I saw a friend choose the road of victor this week and crash. I saw my own heart tendency to flee and freeze this week. In marriages, with children, with prayer requests before God, in big and little conflicts and decisions of life--victor or victim. Honestly, boil it down—the victim is just the victor in areas of defeat; the victor is just the victim in areas of success. They both operate from the same
seat
of
self.

But the violet….

Storms. Threats. Financial bills. House payments. Prodigal children. Illness. The victor comes out in us—we’ll weather the storm. Protect ourselves, lash back verbally, passive aggressive, stone wall to make them regret it. We’ll make sure the government gives us its dues, we get our own. We set out on Dave Ramsey courses and declare we are getting it together. Advise, nag, read all the self-help books. We take control. Teeth-gritted. Bittersweet vine.
Then.
Failure.
Victim.
Bow our head underneath the storm. Cower, appease, concede, withdraw in conflict. Throw up our hands, let others take care of it, wring our hands, fall into depression. Prayers cease in silent despair, truth is hidden underneath the rug. Shame. Guilt. Tumbleweed.

But the violet….

Violet valiant. The violet valiantly continues in faith. Neither triumphant-can-do victor nor fear-victim. Humble, the little purple heads look up to the sun even in drought and under the beating hail for she knows where her hope is. Lagging head in the drought, but still valiantly lifts a wan face up. Each pelting pouring beats head down, but valiantly lifts it again. Not a triumphant I-will-climb-to-the-top-and-conquer bittersweet. Not a blow away from the storm tumbleweed. The violet steadfastly remains in her quiet, humble position on the ground and perseveres where she is at. Faith.

Violet valued. The violet rests in being valued. Not a brilliant robed red and yellow garnet jeweled bittersweet that yet kills its host tree. Not a self-pity, inward turned ball of tumbleweed that bounces around in its own felt unwelcome. Not that she is much, not that her heart-shaped leaves and humble little flower are much. But she is in the garden, valued. So she shakes her quiet little head and steadfastly sends down her roots, right where the gardener has planted her. Loved.

Violet ultimately knows she is nourished, protected. Trusts. Not fight for herself from herself like the victor. Not flee or freeze in self-protection like the victim. The gardener knows. Cares. He tends. He shelters. He covers from the frost.
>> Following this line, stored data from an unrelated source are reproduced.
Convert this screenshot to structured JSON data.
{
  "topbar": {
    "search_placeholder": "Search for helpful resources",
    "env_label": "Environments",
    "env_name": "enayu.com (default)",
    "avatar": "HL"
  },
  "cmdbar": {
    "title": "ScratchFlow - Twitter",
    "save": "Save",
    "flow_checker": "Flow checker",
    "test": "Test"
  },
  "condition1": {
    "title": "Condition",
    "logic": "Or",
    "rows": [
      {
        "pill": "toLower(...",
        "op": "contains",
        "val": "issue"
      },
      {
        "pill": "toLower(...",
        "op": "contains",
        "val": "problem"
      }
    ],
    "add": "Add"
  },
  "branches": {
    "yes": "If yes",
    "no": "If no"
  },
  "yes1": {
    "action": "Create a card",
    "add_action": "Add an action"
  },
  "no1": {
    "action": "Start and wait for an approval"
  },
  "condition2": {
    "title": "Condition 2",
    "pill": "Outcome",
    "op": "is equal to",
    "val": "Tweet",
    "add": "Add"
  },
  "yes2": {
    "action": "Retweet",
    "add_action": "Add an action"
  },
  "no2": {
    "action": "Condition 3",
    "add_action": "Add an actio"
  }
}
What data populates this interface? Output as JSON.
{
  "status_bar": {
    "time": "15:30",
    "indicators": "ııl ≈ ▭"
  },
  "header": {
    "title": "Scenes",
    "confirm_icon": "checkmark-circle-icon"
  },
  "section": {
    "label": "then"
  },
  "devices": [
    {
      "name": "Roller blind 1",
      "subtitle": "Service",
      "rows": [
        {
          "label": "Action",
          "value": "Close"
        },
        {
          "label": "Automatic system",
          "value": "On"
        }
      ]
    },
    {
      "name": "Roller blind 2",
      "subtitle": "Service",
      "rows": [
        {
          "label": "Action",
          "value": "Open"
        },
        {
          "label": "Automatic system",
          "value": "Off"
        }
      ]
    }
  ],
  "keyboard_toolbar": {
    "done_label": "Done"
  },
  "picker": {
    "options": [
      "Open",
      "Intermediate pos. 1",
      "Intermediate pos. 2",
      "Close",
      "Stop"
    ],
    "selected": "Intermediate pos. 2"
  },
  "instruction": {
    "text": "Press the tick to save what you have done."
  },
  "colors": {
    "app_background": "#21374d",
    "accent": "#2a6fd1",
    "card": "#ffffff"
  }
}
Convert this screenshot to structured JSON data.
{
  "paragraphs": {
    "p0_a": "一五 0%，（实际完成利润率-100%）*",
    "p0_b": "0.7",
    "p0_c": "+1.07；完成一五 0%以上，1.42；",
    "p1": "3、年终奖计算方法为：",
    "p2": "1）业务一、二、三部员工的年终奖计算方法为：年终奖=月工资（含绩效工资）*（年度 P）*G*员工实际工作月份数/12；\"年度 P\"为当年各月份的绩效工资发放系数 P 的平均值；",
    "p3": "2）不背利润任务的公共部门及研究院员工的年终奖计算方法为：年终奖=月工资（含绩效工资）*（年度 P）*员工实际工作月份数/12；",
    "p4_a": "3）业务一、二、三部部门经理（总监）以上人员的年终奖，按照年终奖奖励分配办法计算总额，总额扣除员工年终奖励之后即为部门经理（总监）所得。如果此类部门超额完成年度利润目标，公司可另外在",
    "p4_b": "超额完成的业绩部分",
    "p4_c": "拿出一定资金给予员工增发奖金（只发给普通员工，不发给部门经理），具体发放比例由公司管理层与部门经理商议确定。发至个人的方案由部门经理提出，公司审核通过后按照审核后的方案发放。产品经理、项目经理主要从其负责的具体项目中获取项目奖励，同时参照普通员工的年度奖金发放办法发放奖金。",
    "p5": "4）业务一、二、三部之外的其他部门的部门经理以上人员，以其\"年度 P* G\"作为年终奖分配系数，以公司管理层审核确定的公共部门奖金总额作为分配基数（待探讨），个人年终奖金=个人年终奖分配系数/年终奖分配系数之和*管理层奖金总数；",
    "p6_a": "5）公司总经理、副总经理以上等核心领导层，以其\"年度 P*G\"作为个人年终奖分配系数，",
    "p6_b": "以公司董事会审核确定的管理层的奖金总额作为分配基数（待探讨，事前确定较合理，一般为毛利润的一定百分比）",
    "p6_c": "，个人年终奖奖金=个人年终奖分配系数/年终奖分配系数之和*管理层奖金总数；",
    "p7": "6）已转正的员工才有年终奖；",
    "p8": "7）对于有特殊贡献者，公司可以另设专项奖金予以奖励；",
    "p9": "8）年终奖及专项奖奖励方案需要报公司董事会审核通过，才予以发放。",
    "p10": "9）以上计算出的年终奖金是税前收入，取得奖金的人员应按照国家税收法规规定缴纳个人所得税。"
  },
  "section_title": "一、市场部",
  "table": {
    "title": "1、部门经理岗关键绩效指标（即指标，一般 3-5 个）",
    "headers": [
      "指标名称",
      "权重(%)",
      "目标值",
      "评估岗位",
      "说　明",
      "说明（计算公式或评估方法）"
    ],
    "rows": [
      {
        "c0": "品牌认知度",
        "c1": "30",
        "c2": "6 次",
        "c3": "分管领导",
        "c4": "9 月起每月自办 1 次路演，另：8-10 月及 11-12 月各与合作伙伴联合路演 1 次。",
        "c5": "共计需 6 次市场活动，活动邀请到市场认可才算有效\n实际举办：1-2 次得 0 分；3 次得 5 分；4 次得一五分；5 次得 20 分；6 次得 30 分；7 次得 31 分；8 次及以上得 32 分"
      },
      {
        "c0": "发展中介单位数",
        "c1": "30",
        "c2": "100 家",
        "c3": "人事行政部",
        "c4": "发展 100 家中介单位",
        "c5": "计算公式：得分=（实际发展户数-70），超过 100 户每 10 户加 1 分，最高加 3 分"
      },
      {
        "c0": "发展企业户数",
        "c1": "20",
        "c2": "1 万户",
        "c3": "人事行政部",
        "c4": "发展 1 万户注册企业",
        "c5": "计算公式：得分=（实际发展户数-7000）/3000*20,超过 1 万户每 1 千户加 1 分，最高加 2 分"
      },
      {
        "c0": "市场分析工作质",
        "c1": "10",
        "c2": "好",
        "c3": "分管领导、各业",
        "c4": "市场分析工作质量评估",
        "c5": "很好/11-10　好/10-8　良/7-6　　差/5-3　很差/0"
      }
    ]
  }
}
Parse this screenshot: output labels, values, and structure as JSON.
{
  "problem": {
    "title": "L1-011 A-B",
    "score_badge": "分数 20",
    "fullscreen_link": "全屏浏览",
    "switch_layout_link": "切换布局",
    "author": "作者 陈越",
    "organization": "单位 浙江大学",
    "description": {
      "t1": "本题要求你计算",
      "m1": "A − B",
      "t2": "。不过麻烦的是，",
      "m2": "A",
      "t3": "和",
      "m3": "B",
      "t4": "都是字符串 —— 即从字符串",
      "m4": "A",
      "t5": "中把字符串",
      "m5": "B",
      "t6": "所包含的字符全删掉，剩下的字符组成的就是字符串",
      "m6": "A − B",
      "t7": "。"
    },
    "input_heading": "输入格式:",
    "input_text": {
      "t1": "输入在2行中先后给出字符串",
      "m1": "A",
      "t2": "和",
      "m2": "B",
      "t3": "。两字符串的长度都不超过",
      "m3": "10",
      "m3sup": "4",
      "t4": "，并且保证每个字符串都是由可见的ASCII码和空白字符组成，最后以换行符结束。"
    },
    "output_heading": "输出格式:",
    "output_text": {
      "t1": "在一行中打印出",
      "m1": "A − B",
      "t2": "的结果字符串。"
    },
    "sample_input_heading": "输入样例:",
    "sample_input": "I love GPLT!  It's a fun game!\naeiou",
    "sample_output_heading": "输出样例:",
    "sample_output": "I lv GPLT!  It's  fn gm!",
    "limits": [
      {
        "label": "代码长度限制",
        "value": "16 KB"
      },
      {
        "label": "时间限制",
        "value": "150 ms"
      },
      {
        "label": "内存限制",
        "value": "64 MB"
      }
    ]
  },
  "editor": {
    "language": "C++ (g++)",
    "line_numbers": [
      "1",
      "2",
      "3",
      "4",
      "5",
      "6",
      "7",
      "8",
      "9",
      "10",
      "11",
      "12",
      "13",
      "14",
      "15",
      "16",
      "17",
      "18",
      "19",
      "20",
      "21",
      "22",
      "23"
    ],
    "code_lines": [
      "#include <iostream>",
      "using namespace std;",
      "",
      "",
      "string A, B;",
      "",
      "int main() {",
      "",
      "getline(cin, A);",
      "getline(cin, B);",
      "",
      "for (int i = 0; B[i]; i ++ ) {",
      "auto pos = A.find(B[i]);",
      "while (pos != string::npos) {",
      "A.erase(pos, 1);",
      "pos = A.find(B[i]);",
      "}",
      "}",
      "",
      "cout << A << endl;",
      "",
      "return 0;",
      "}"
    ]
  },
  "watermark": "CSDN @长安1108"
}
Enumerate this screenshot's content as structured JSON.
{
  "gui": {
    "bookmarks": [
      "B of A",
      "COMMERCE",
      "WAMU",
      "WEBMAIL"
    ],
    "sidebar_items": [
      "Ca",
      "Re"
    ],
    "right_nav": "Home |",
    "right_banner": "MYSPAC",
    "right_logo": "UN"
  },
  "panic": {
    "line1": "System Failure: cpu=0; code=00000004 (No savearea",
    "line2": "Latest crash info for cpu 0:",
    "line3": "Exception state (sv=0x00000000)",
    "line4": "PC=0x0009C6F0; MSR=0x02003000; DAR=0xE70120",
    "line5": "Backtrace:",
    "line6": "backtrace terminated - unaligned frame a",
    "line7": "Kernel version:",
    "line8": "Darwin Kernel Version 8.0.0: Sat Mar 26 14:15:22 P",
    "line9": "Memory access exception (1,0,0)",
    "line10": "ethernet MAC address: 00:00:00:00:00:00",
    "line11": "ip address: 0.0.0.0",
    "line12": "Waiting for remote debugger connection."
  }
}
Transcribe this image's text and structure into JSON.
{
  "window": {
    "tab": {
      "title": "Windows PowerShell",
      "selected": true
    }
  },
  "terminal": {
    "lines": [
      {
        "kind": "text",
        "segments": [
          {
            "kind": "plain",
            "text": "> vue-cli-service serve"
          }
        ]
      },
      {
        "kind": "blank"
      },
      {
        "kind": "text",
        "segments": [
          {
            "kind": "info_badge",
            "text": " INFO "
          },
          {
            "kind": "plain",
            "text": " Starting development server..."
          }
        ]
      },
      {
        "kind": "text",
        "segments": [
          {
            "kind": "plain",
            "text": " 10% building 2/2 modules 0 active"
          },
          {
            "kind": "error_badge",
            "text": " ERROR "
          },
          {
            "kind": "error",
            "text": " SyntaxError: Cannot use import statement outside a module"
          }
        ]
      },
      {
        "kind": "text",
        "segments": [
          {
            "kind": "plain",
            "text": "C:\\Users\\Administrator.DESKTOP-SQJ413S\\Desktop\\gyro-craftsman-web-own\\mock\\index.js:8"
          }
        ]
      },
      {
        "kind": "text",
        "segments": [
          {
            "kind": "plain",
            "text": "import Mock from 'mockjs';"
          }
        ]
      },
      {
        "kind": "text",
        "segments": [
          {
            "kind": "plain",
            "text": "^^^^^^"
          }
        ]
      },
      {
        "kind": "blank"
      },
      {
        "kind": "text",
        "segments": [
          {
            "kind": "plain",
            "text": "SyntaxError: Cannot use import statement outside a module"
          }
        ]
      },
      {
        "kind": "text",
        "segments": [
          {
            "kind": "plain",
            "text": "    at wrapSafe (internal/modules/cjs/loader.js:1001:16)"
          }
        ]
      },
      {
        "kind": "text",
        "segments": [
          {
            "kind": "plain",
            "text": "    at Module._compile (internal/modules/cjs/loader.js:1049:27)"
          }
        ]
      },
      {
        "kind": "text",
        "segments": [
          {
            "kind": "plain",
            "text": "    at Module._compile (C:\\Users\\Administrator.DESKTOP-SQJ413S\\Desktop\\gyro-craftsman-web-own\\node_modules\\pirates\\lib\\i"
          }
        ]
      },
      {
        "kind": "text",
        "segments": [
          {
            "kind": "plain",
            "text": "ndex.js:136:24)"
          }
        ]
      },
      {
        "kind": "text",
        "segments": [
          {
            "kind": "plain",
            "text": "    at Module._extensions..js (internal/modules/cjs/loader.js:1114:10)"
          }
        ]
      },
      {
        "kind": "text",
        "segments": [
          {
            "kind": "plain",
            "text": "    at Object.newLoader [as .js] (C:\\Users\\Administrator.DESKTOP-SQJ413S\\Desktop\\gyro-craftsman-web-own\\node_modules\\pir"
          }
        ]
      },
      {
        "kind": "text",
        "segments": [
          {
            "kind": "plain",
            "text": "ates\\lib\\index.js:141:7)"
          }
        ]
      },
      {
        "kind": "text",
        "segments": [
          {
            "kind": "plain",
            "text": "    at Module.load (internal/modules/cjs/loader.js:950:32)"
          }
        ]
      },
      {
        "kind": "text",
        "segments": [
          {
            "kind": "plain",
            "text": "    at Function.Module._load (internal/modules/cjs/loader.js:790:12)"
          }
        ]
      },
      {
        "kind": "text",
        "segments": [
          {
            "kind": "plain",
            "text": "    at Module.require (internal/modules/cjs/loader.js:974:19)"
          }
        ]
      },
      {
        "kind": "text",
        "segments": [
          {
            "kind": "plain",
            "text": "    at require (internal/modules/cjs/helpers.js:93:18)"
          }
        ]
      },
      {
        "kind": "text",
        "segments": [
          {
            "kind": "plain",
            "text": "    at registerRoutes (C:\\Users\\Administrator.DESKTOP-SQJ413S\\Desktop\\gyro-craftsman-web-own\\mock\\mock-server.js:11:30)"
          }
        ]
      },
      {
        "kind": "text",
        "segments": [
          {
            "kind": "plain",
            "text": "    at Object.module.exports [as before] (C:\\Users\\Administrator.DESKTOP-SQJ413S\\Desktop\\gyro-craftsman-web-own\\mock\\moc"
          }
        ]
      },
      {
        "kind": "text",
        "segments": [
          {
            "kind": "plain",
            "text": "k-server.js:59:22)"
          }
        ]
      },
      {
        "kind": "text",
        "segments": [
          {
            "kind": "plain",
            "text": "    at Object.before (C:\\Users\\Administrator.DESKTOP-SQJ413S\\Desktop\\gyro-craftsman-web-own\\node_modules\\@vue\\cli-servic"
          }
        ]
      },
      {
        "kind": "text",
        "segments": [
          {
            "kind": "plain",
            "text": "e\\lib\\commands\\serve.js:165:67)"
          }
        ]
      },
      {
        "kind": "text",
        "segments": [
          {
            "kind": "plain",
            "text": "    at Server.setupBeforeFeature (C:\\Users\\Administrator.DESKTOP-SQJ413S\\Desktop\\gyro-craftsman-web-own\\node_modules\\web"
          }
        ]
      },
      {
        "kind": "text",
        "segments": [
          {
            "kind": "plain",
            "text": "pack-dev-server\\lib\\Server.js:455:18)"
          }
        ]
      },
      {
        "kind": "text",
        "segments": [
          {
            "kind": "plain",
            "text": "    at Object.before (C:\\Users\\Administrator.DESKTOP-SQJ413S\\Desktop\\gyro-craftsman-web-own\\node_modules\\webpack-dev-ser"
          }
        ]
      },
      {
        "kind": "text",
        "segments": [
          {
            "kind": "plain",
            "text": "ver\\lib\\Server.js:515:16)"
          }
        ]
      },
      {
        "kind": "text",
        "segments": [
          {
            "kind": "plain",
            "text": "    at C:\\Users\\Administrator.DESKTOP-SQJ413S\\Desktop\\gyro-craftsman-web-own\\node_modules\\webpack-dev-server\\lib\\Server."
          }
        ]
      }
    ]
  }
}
He has planted her there for a reason.

Fight, victor bittersweet.
Flight or freeze, victim tumbleweed.
But fight and flight are not the only two options.
The violet—
In faith valiantly
she stands her ground,
knowing she is valued and loved,

trusting the Gardner. 

Comments

  1. "boil it down—the victim is just the victor in areas of defeat; the victor is just the victim in areas of success. They both operate from the same seat of self."

    Very true. I remember years ago the Lord showing me that me fears, insecurities, & low self esteem was just another form of pride. As is the pull yourself up by your bootstraps American mentality.

    Faith & trust in Jesus, his strength, his power, his plan is the narrow way we so easily wander from.

    Thanks for sharing so faithfully.

    ReplyDelete
  2. As always ..........enjoyed these thoughts. You amaze me so with your God given talent to think and write.